The narrative continues to the morning following the day by the lake. Mrs. Grose enters the governess’s room early to speak about Flora’s condition. Flora, she says, has fallen ill, and she seems to Mrs. Grose to have grown old and weak. Mrs. Grose confirms the governess’s expressed suspicion that Flora likely will never speak with her again. She says that Flora has said nothing about Miss Jessel, and she is afraid to bring up the subject with her, since she doesn’t want to worry the girl any more. The governess says there would be no point in doing so, since Flora is too clever to reveal anything about her interactions with Miss Jessel.

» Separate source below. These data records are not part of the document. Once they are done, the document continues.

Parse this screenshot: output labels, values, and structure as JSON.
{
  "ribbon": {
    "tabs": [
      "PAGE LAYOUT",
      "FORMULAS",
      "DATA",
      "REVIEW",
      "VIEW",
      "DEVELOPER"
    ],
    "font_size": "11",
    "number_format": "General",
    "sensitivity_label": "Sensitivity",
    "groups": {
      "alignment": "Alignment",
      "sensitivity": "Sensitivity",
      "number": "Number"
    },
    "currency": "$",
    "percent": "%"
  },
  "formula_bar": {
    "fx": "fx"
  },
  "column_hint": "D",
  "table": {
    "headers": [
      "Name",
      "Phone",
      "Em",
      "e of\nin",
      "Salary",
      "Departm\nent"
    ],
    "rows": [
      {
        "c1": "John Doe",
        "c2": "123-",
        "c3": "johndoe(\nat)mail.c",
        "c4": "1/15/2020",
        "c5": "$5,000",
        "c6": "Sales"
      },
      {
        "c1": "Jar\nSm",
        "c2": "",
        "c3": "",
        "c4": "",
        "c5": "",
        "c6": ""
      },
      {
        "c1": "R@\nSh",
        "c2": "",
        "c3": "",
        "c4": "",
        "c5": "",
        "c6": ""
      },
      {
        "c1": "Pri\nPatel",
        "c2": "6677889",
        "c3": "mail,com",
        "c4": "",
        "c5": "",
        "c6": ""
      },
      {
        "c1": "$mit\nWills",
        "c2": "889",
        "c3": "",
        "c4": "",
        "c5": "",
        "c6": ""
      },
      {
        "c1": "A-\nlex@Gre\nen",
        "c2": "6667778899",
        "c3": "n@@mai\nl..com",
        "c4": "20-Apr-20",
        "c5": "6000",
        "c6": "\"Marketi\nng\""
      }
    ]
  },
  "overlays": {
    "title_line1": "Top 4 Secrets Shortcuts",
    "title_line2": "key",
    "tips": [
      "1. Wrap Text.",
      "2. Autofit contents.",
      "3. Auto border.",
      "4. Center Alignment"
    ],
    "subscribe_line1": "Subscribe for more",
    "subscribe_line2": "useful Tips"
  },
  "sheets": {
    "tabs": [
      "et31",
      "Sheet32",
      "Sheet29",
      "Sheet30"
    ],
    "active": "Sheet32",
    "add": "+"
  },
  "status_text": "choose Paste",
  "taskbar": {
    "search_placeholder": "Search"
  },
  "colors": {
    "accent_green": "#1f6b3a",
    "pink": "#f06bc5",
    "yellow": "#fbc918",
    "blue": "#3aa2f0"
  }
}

Mrs. Grose has taken on a freshly honest approach now in her conversation with the governess. She does not withhold from the governess that Flora will likely never want to speak with her again. The governess’s claim that there would be no point talking with Flora about Miss Jessel shows to what extent the governess has attributed to Flora a kind of corrupted innocence. She both doesn't want to worry Flora by continuing to press her, and sees Flora as so clever and corrupt that talking with her would be pointless because Flora would just evade her questioning.
The governess then says that she will not leave Bly, and she insists that Mrs. Grose take Flora to her uncle. She says that Flora needs to be away from Quint and Miss Jessel and, most of all, she needs to be away from the governess herself. The governess says she will stay behind and try to earn the trust of Miles, with whom she senses she is growing a closer bond.
The governess’s relinquishment of her control over Flora shows how thoroughly she feels she has lost the girl to Miss Jessel. Her comment that Flora in fact, needs to get away from her, the governess, can also be taken two ways: that Flora has been so corrupted that she is beyond saving, or that the governess herself is a danger to Flora.
Mrs. Grose returns to the subject of Flora. She says that even though she hasn’t seen Miss Jessel herself, she nonetheless senses Miss Jessel’s influence in the way Flora talks about the governess. She calls what Flora has said “horrors” but she doesn’t elaborate, and instead collapses on a couch. She does confirm that she now believes the governess’s claims about the continued presence of Quint and Miss Jessel at Bly.
This seems to be a development of true confidence between Mrs. Grose and the governess. But Mrs. Grose’s sudden contradiction of what she had said at the lake—that the ghosts were not real—seems strange. The governess may be wrong to think she truly has Mrs. Grose’s trust. Mrs. Grose does come across as someone who agrees with whoever she is talking to.
At the end of the chapter, Mrs. Grose says that she has a suspicion, which she had hoped to withhold, that Miles had stolen the letter intended for his uncle. She says further that this must be why Miles had been expelled. Mrs. Grose says that if Miles will confess to this, he will be saved, redeemed from his misbehaved condition. The governess promises to save Miles.
Mrs. Grose’s reticence yet again appears here—she withheld from the governess her suspicions of Miles, though it is not clear why. The governess’s final claim that she will save Miles demonstrates that she has not lost her nearly messianic sense of her own importance here at Bly.